- Directed by: John Farrow
- Screenplay by: Albert DeMond George Bricker
- Produced by: Bryan Foy
- Starring: John Litel Frank McHugh Ann Sheridan Janet Chapman
- Cinematography: L. William O'Connell
- Edited by: Everett Dodd
- Music by: Howard Jackson
- Distributed by: Warner Bros. Pictures
- Release date: June 4, 1938;
- Running time: 65 minutes
- Country: United States
- Language: English

= Little Miss Thoroughbred =

1938 film by John Farrow

Little Miss Thoroughbred is a 1938 film directed by John Farrow. Peggy Ann Garner made her debut in the film. It was also known as Little Lady Luck.

==Plot==
Knowing her father's out there somewhere, little Janet runs away from an orphanage. A couple of gamblers, Nails Morgan and Todd Harrington, are running late to get a wager down, but Nails lies to a cop, O'Reilly, pretending the little girl is his daughter; Janet plays along.
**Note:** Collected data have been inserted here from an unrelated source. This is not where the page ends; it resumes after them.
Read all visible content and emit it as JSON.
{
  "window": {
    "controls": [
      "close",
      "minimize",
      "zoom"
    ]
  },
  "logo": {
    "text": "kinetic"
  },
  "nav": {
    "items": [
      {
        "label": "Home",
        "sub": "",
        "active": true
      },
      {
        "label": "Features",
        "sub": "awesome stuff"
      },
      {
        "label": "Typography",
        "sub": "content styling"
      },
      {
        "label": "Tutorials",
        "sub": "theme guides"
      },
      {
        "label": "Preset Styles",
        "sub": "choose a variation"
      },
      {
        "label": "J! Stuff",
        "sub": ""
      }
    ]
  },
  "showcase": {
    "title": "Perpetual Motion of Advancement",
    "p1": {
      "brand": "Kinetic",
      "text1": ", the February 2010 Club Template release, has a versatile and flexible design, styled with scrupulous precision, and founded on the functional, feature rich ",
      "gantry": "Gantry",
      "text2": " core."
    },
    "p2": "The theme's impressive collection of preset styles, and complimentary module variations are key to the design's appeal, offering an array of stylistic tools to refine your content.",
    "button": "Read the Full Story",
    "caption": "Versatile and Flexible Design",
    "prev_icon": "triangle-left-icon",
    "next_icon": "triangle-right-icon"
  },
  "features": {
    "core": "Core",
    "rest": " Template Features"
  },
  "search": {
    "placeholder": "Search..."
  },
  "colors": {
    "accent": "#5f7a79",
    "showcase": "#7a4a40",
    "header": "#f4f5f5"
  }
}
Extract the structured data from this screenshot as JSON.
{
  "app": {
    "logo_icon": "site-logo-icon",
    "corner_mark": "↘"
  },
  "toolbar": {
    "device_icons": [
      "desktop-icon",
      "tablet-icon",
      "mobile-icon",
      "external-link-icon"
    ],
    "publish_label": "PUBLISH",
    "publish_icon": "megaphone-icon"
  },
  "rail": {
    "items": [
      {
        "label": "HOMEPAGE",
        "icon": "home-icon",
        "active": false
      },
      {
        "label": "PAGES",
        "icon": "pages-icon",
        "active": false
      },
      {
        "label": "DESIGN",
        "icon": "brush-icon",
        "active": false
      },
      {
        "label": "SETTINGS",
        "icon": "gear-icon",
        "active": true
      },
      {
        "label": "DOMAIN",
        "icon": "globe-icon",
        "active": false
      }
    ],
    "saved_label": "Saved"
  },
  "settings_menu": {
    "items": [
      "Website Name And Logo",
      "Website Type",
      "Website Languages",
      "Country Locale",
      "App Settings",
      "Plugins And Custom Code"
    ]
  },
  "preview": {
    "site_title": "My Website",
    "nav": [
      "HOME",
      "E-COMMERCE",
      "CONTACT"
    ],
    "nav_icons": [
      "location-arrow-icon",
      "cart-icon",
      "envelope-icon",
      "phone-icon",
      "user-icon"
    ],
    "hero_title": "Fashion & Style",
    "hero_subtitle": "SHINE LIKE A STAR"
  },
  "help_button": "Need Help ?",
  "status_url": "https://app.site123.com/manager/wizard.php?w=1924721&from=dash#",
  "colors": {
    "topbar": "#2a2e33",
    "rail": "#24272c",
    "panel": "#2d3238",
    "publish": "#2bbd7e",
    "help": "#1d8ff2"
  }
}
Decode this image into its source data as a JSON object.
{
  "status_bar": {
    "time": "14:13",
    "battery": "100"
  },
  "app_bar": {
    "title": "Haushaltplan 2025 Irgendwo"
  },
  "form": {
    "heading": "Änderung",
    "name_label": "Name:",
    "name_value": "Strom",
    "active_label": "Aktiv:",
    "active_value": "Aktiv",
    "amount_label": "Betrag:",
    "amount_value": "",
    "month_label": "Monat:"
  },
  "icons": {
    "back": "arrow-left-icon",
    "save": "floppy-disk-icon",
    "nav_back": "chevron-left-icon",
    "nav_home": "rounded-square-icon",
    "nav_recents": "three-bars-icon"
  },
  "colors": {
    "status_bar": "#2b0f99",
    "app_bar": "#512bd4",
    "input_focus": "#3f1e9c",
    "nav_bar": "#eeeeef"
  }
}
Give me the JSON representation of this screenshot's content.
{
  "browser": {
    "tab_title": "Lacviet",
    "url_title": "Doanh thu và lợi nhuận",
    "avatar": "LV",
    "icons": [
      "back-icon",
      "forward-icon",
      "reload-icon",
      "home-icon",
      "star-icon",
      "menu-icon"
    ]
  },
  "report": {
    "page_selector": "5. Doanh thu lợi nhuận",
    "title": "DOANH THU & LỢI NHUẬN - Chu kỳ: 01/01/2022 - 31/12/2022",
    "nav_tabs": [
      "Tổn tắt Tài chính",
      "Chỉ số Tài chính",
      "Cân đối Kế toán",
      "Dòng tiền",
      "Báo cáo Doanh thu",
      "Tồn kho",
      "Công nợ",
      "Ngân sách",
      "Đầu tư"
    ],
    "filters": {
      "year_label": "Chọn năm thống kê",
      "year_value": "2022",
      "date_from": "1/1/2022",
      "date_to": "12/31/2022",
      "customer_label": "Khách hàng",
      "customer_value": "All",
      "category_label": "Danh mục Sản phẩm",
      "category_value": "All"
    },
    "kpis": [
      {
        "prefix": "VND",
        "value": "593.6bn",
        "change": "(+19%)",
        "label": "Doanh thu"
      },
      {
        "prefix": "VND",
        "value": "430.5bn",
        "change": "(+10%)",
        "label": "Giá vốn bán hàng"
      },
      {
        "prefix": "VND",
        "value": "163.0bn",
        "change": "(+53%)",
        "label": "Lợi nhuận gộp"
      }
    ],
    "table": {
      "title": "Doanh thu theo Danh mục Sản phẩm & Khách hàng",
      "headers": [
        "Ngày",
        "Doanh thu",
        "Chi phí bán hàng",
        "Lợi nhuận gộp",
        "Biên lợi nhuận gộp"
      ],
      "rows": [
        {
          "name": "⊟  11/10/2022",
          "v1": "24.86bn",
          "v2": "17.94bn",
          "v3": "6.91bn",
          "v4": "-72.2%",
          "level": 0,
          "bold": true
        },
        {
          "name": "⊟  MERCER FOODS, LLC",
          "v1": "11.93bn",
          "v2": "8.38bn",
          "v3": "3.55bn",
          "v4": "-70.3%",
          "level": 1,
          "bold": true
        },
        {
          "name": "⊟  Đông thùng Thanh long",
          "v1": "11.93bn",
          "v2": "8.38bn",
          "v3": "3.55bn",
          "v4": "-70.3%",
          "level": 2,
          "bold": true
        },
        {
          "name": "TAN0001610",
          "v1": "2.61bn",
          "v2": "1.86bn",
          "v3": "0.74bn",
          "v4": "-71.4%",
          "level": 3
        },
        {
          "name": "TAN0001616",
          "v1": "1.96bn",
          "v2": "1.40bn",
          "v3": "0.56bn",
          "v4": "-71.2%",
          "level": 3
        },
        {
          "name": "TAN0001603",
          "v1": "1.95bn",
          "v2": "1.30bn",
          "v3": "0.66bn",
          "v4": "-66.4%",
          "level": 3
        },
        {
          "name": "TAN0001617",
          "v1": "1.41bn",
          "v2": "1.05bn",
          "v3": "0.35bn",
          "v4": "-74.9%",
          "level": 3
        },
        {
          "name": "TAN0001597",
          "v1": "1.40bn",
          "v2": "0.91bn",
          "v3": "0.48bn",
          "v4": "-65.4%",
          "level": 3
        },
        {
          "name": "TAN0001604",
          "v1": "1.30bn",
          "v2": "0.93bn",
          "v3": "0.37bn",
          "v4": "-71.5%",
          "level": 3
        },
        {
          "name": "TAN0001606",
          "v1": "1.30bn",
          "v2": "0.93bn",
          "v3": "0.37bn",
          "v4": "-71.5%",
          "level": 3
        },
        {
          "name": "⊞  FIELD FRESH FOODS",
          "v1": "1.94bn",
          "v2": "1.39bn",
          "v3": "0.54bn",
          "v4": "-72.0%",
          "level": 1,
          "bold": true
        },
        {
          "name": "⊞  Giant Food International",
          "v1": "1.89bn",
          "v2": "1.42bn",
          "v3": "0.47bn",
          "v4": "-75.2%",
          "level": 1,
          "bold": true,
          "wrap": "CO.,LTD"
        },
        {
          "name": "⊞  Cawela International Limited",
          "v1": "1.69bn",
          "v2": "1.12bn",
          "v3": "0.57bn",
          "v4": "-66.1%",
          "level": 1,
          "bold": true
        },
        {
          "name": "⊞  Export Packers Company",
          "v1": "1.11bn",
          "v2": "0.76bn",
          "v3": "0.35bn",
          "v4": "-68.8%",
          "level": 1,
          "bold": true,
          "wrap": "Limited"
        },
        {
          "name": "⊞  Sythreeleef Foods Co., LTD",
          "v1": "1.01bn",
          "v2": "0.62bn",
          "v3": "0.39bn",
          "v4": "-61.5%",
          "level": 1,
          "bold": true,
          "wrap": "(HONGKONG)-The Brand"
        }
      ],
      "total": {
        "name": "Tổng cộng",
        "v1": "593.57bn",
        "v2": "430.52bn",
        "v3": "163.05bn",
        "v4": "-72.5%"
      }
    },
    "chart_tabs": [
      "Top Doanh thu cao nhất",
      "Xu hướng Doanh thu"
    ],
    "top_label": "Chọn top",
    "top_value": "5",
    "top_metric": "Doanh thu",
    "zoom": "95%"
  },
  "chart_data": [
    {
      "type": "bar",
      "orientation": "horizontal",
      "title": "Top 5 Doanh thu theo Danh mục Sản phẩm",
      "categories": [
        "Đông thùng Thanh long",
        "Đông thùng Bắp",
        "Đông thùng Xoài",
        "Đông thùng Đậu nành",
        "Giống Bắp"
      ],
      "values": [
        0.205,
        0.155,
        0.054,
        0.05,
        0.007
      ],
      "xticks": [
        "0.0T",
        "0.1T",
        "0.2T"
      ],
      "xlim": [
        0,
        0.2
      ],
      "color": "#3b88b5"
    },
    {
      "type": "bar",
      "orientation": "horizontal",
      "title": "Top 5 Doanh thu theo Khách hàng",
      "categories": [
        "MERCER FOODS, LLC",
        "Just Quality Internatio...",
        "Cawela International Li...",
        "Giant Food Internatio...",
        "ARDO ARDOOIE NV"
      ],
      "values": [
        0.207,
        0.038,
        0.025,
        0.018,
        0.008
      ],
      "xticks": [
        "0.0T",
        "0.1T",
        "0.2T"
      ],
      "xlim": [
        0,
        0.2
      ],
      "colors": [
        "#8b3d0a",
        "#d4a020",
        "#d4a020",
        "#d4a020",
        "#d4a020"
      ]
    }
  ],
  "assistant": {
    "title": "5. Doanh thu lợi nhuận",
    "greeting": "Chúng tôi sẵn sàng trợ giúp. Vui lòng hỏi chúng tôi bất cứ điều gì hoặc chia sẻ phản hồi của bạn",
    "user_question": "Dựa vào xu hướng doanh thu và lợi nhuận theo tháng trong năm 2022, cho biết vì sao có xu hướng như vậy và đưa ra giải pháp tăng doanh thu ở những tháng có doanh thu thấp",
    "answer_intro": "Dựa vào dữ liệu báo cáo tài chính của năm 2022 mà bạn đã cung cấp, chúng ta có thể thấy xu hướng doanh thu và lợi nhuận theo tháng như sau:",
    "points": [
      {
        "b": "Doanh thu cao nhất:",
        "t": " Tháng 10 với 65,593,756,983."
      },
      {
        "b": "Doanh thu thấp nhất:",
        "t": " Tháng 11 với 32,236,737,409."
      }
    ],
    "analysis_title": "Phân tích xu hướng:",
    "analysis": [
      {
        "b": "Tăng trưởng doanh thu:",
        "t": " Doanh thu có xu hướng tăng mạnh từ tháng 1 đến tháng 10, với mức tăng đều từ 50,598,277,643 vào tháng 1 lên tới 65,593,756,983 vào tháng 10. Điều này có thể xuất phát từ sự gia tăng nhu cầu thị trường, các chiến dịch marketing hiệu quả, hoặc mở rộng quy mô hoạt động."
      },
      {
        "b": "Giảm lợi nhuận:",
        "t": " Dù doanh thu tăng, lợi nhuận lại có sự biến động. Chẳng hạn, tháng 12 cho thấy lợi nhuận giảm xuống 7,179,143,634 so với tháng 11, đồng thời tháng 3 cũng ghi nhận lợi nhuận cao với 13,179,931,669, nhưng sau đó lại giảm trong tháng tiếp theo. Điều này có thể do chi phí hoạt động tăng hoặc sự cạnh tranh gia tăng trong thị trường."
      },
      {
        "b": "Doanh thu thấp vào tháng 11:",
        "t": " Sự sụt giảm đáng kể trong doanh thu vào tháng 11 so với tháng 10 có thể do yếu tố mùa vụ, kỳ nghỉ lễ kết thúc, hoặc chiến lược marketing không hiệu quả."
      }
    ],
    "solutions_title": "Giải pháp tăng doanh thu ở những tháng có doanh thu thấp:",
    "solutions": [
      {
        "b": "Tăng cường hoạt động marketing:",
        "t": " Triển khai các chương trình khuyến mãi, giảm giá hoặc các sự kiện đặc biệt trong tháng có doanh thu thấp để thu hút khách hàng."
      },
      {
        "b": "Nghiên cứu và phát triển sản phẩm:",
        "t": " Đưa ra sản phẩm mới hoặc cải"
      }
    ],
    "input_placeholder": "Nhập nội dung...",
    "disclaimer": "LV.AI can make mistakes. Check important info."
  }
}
Madge Perry is charmed by her sweetheart Nails's new "child." The superstitious Nails wins at a dice game with the little girl nearby, so Madge convinces him that Janet is good luck. Madge picks a sure thing at the racetrack, having gotten a tip, but pretends it was Janet who suggested betting on the horse.

O'Reilly brings his own daughter by for a visit. Discovering what is going on, he says Janet can only stay if Nails and Madge immediately get married. They do, but after Janet's photo runs in the newspaper, the orphanage feels being around gamblers is bad for the child and asks to regain custody. Nails wins in court, but only by vowing to find a proper job.

==Cast==
- John Litel as Nails
- Ann Sheridan as Madge
- Janet Chapman as Janet
- Frank McHugh as Harrington
- Robert Homans as O'Reilly

==Production==
The film was announced in January 1938 as Little Lady Luck. It was inspired by the success of Little Miss Marker (1934). George Bricker and Albert Demond worked on the story and John Farrow was announced as director. Warners said instead of using established child actors they look for talent from orphanages. Lead roles were given to Ann Sheridan and John Litel.

Four year old Janet Chapman was cast in the lead. Peggy Moran was signed. Filming began late January 1938. Chapman was signed to a seven-year contract. In March the title was changed to Little Miss Thoroughbred.

The film marked the debut of Peggy Ann Garner.